Hi, I’m busy. Leave me a message!

“Bella, it’s me. I need to see you. It’s really important,” she said, closing her eyes as she exhaled. “I’m…I’m scared. I need you to come out to Colorado. Please. I made you a reservation to fly into Denver Monday afternoon. I sent you an email with the details and…”

A knock at the door and it opened, a tall blonde woman with a clipboard standing there. “Miss Barrons, you need to come to the set now.”

Brooke held up a finger.

“Right now, Miss Barrons. We go live in two minutes.”

Brooke took the phone away from her ear. “I’ll be there in a second.”

The woman shook her head, walked in, and put one hand on her hip, leveling her stare at Brooke.

“Give me some privacy, please,” Brooke said.

The woman just stared at her and raised an eyebrow.

Brooke stood and turned her back to the woman. “I can’t go into details now, but it’s really important. I’ll pick you up at the airport.” She hung up the phone and forced the annoyed expression from her face, replacing it with a smile before she turned back around.

“Let’s go.”

“Don’t forget your veil.”

Her stomach pitched violently. “Right.” She picked it up from her dressing table and slid the comb into her hair.

It’s just a costume. It isn’t the real thing.

You’re not really marrying a monster.

The woman gestured for her to follow, and they began jogging through clusters of people who all seemed to be standing still.

Brooke’s head was throbbing, questions swarming like bees. Maybe none of it was true. Maybe this was a dream and she would wake up engaged to the man she’d thought she was marrying, instead of someone capable of hurting the people she loved.
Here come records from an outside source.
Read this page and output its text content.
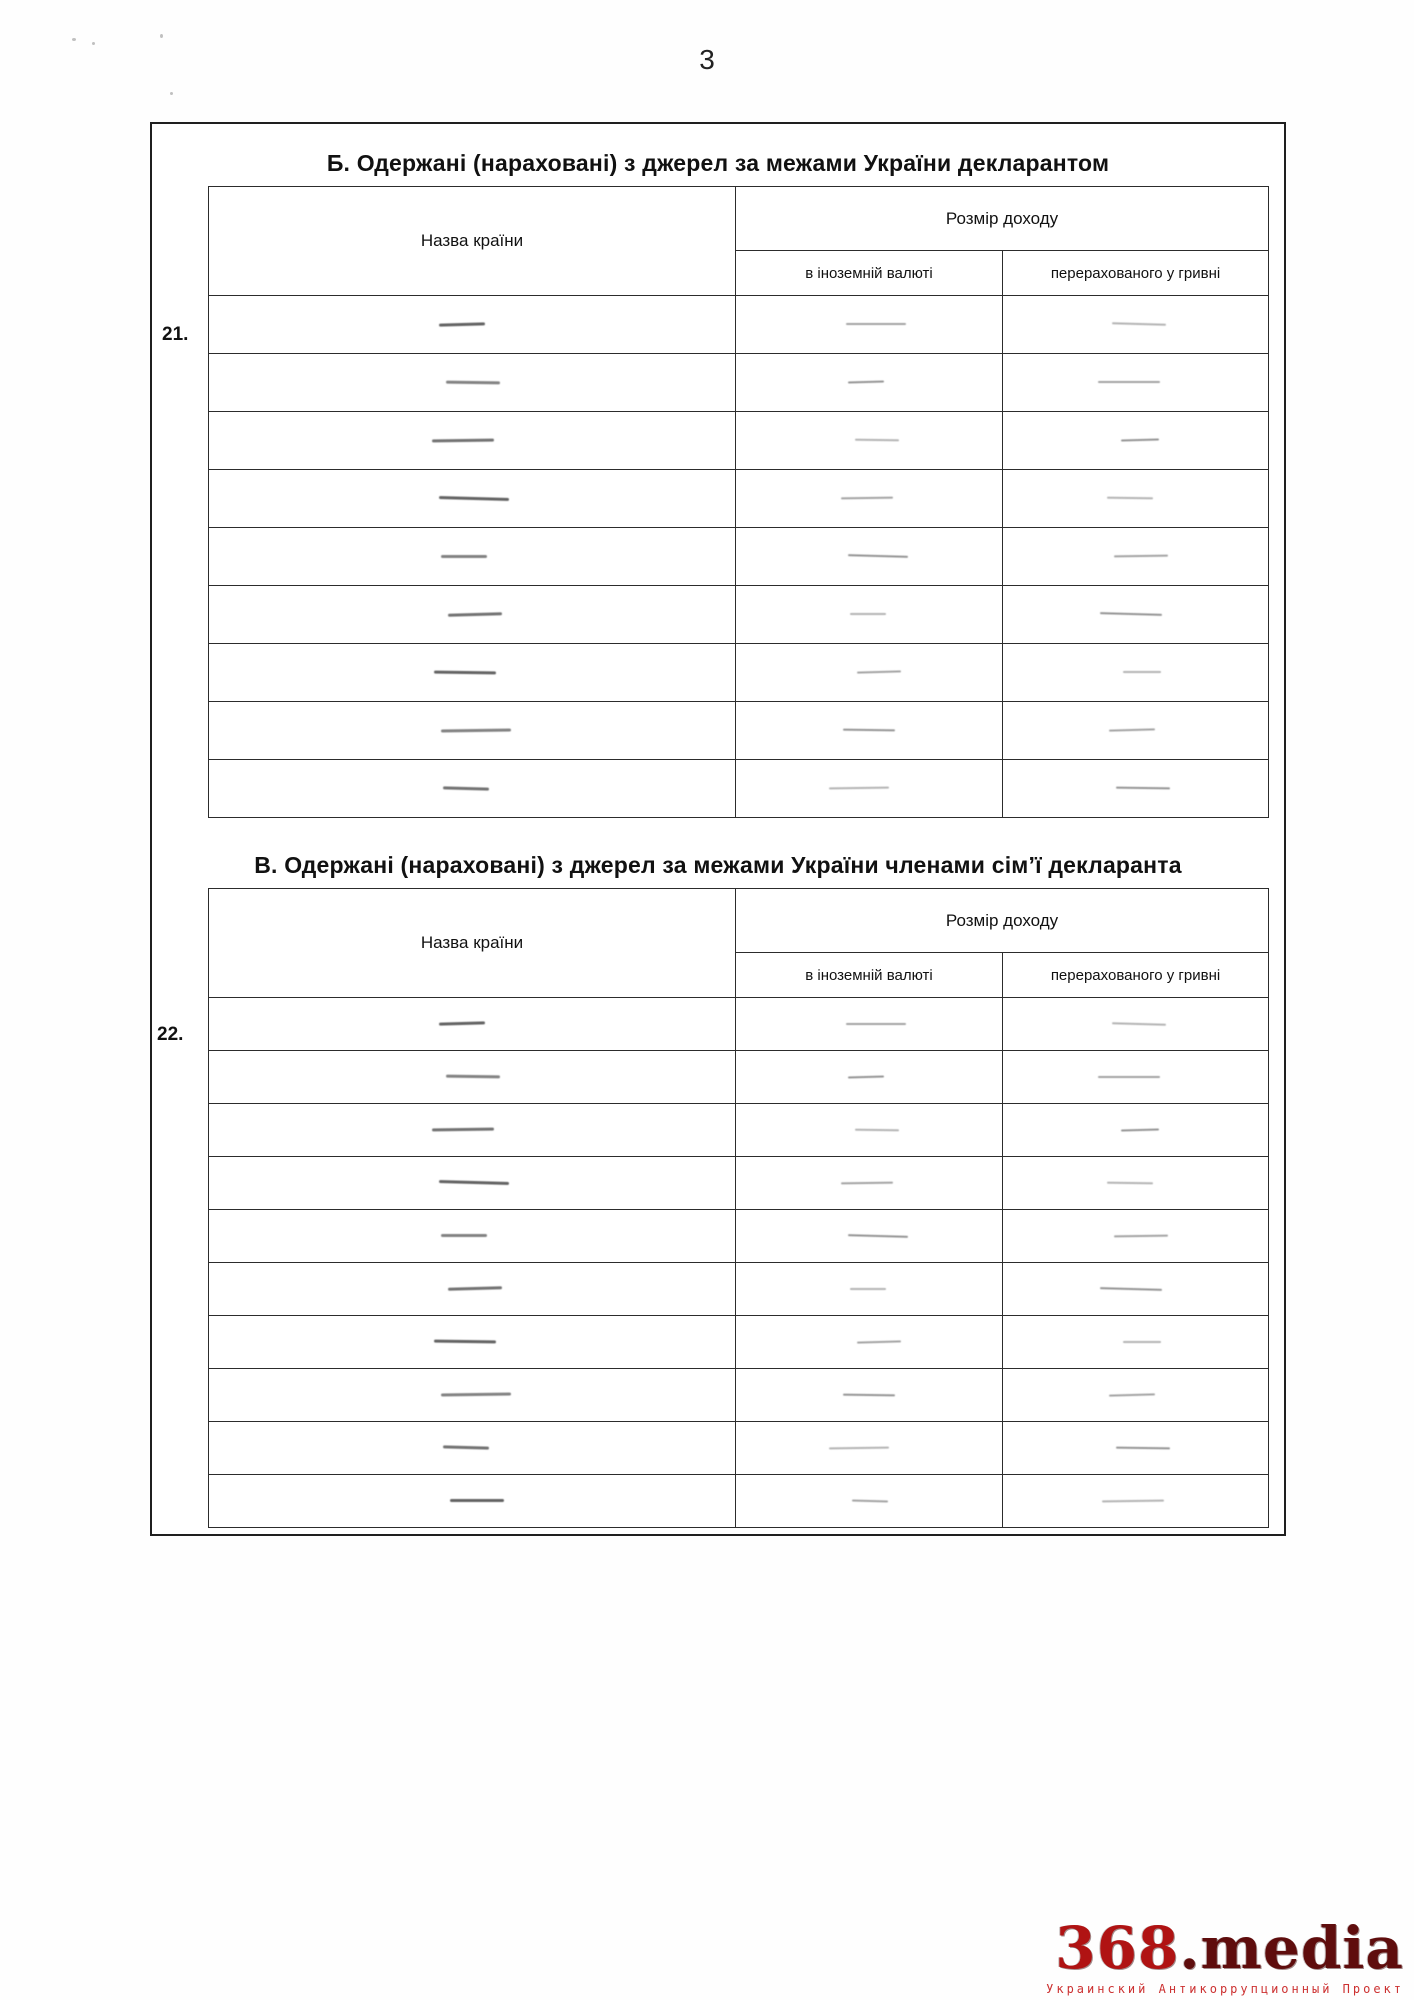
3
Б. Одержані (нараховані) з джерел за межами України декларантом
21.
Назва країни	Розмір доходу	
	в іноземній валюті	перерахованого у гривні

В. Одержані (нараховані) з джерел за межами України членами сім’ї декларанта
22.
Назва країни	Розмір доходу	
	в іноземній валюті	перерахованого у гривні

368.media
Украинский Антикоррупционный Проект
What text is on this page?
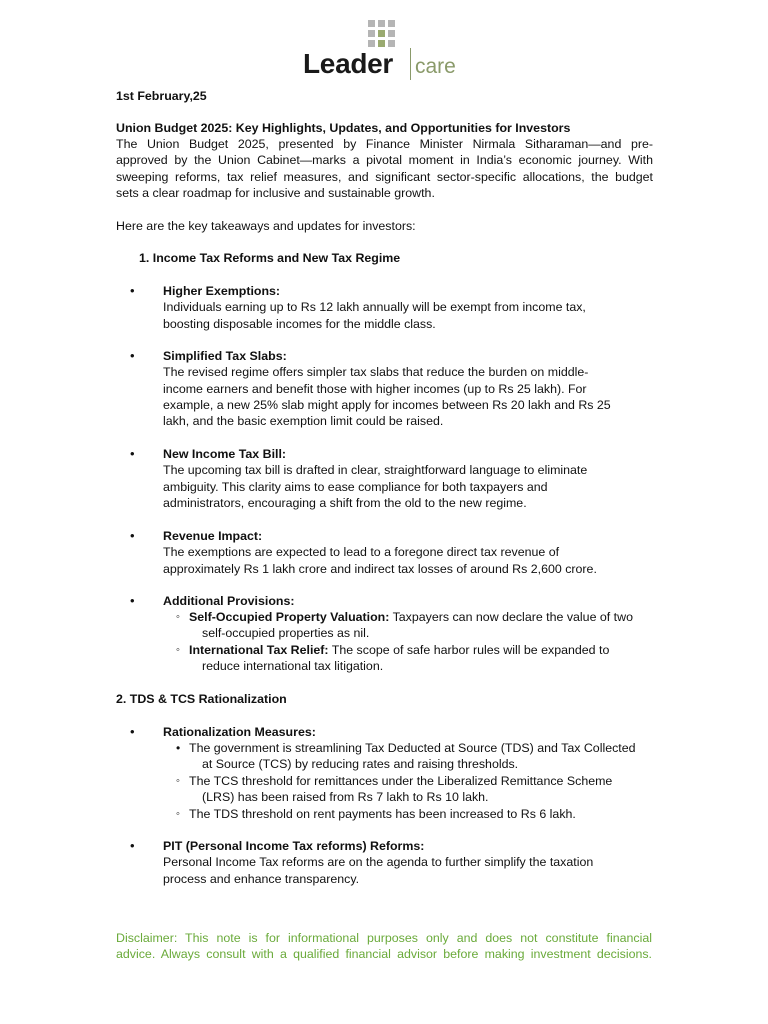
Leader care
1st February,25
Union Budget 2025: Key Highlights, Updates, and Opportunities for Investors
The Union Budget 2025, presented by Finance Minister Nirmala Sitharaman—and pre-
approved by the Union Cabinet—marks a pivotal moment in India’s economic journey. With
sweeping reforms, tax relief measures, and significant sector-specific allocations, the budget
sets a clear roadmap for inclusive and sustainable growth.
Here are the key takeaways and updates for investors:
1. Income Tax Reforms and New Tax Regime
• Higher Exemptions:
Individuals earning up to Rs 12 lakh annually will be exempt from income tax,
boosting disposable incomes for the middle class.
• Simplified Tax Slabs:
The revised regime offers simpler tax slabs that reduce the burden on middle-
income earners and benefit those with higher incomes (up to Rs 25 lakh). For
example, a new 25% slab might apply for incomes between Rs 20 lakh and Rs 25
lakh, and the basic exemption limit could be raised.
• New Income Tax Bill:
The upcoming tax bill is drafted in clear, straightforward language to eliminate
ambiguity. This clarity aims to ease compliance for both taxpayers and
administrators, encouraging a shift from the old to the new regime.
• Revenue Impact:
The exemptions are expected to lead to a foregone direct tax revenue of
approximately Rs 1 lakh crore and indirect tax losses of around Rs 2,600 crore.
• Additional Provisions:
◦ Self-Occupied Property Valuation: Taxpayers can now declare the value of two
self-occupied properties as nil.
◦ International Tax Relief: The scope of safe harbor rules will be expanded to
reduce international tax litigation.
2. TDS & TCS Rationalization
• Rationalization Measures:
• The government is streamlining Tax Deducted at Source (TDS) and Tax Collected
at Source (TCS) by reducing rates and raising thresholds.
◦ The TCS threshold for remittances under the Liberalized Remittance Scheme
(LRS) has been raised from Rs 7 lakh to Rs 10 lakh.
◦ The TDS threshold on rent payments has been increased to Rs 6 lakh.
• PIT (Personal Income Tax reforms) Reforms:
Personal Income Tax reforms are on the agenda to further simplify the taxation
process and enhance transparency.
Disclaimer: This note is for informational purposes only and does not constitute financial
advice. Always consult with a qualified financial advisor before making investment decisions.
Her arm ached, the injury to her limb nothing compared to the damage that had been done to her sense of trust. She was in danger. She knew that now, and she had to find a way to escape.

Spotlights came into view, violently bright and focused ahead of her. When the woman stopped in the wings, Brooke continued onto the stage. The band started to play and the title sequence began.

“We’ve got a great show for you tonight,” she yelled over the music. The bee-like buzzing in her head melded with the applause of the crowd, her head spinning. It was too much, every bit of it overwhelming, and she thought her brain might burst with the effort it took to comprehend what had just taken place.

What it meant for her, now that her safety net was gone.

The music stopped and she spun in a circle, the veil flowing around her on the air, gossamer and surreal. She felt nauseated. She would get through this by training and sheer force of will. She would smile and pretend everything was all right — even laugh — then she would run away deep into the night, back to where it all began.

She needed to go there, needed her memories around her now more than ever before, even if it meant going to the edge of hell to get them.

You’ll have to get by Gallant.

Sometimes, she didn’t know if he was her bodyguard or her babysitter. The man rarely let her out of his sight, and asking him to leave her alone would only rouse his suspicions.

She would do it, distract him with a woman, maybe the one with the clipboard. He would get laid, and she would get the head start she needed to survive.

The music crescendoed as her plans fell into place.